Obviously with wineries on three continents and distribution to 140 countries in the world, Torres is not a small, craft winery anymore. But, they led the way that has seen the growth of 12 DO’s (official wine regions) in Catalonia which is now a booming business that was once just primarily targeted at German/Dutch tourists to indulge in.
But, the past is the past and what’s most interesting is how Miguel looks to the future, especially in regards to Global Warming and how it is affecting wine grape production. Unlike the Glassy-winged Sharpshooter that Napa didn’t really ever want to talk about, Miguel is quite open about the future of vineyards in Catalonia:
Pointing to a map of Catalonia, he shows how the company has in recent years been buying vineyards in Tremp, a two-hour drive north from the estate’s headquarters in Vilafranca del Penedès. Here, crucially, the vineyards sit 1,000 meters above sea level, the cool air preventing the grapes from suffering the extreme heat now experienced in the Mediterranean basin. “In the future, we will abandon the coastal vineyards,” he says. “They will disappear and we will move to the central valley.”
It’s hard to believe that there are still so many people convinced that Global Warming is some kind of a myth or hippie conspiracy theory. Here is a winery that’s making a huge business decision based on the fact that it’s well, a fact and they want to stay in business for some time to come. Of course, Miguel notes that even this is just something of a stopgap measure if things continue they way they are:
“The new plantings will improve the quality for another 20 or 30 years,” he says. “After that, God knows.”

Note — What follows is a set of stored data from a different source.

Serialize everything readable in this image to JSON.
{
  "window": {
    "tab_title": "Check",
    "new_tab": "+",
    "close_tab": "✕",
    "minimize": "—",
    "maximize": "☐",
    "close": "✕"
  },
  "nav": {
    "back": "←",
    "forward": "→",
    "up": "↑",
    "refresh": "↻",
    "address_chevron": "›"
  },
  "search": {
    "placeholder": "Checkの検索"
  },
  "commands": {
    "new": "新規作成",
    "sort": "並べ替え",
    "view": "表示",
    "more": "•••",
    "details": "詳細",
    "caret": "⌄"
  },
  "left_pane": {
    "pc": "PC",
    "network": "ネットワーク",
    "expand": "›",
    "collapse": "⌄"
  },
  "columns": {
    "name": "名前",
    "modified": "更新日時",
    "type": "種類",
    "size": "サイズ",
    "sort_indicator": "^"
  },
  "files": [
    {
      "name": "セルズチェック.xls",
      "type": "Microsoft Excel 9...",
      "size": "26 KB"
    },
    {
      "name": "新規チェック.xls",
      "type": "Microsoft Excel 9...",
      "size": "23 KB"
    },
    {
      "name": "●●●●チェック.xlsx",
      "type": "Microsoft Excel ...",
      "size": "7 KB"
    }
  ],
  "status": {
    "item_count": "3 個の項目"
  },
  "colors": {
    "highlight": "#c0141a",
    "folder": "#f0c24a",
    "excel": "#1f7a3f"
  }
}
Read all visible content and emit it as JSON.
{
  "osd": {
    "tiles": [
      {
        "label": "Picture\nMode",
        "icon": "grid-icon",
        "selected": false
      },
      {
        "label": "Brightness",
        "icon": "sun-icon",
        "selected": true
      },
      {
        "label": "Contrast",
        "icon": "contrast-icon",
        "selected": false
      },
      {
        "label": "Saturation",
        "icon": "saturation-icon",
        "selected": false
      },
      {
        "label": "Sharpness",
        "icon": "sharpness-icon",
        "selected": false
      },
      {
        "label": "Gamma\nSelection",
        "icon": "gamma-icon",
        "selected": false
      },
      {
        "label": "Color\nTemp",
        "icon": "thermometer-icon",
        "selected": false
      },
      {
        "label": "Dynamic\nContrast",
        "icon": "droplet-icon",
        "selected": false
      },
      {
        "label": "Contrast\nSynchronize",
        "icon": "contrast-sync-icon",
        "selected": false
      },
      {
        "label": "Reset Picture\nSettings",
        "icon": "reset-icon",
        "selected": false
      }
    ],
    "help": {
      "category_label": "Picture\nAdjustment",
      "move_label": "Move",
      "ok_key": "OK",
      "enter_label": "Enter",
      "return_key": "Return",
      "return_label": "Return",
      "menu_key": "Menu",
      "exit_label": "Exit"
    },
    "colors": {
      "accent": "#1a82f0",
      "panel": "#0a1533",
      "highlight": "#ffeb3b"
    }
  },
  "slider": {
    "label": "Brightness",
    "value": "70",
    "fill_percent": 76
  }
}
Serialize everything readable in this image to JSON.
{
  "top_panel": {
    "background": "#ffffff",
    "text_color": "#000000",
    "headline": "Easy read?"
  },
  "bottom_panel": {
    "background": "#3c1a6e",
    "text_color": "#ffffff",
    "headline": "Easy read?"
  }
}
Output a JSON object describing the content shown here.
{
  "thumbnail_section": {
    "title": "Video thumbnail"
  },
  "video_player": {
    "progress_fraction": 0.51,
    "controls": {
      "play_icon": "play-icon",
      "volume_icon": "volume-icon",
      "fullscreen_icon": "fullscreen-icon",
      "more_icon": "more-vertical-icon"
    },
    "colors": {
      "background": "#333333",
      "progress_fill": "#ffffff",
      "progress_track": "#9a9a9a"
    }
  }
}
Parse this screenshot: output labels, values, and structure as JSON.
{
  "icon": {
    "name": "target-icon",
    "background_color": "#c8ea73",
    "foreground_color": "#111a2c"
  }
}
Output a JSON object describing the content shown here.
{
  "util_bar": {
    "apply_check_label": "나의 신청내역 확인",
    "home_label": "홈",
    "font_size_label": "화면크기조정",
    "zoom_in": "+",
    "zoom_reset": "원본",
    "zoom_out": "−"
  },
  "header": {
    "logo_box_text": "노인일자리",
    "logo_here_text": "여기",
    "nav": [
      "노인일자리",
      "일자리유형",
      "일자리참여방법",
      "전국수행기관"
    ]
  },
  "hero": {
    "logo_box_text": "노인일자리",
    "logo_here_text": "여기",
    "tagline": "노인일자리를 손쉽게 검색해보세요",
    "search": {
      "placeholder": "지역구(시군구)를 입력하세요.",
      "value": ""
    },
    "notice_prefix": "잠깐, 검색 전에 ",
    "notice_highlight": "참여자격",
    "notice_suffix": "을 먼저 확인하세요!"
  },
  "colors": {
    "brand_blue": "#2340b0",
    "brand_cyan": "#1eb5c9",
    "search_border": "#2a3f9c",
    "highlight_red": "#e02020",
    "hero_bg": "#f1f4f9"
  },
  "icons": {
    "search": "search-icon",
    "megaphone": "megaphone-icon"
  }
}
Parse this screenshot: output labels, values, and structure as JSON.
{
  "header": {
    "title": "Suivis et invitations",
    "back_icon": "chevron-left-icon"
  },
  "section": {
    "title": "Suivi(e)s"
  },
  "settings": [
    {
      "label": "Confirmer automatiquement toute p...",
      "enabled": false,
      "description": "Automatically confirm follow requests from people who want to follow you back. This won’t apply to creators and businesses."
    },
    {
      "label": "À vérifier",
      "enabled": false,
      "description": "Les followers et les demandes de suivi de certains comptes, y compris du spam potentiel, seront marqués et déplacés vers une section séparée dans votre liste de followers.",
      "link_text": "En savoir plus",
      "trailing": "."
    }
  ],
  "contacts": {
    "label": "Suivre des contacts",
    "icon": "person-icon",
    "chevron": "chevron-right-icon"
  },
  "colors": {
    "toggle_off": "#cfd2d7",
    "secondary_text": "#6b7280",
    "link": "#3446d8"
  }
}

It makes one wonder how well a lot of the new wineries in Catalonia are going to fare, especially those who have invested heavily in coastal vineyards such as Martín Faixó, Mas Estela, and many others. While making for staggering beautiful vineyards, one can only hope that we deal with the side effects of our industrialized world soon or, as Torres predicts, many of these smaller producers might very well cease to exist.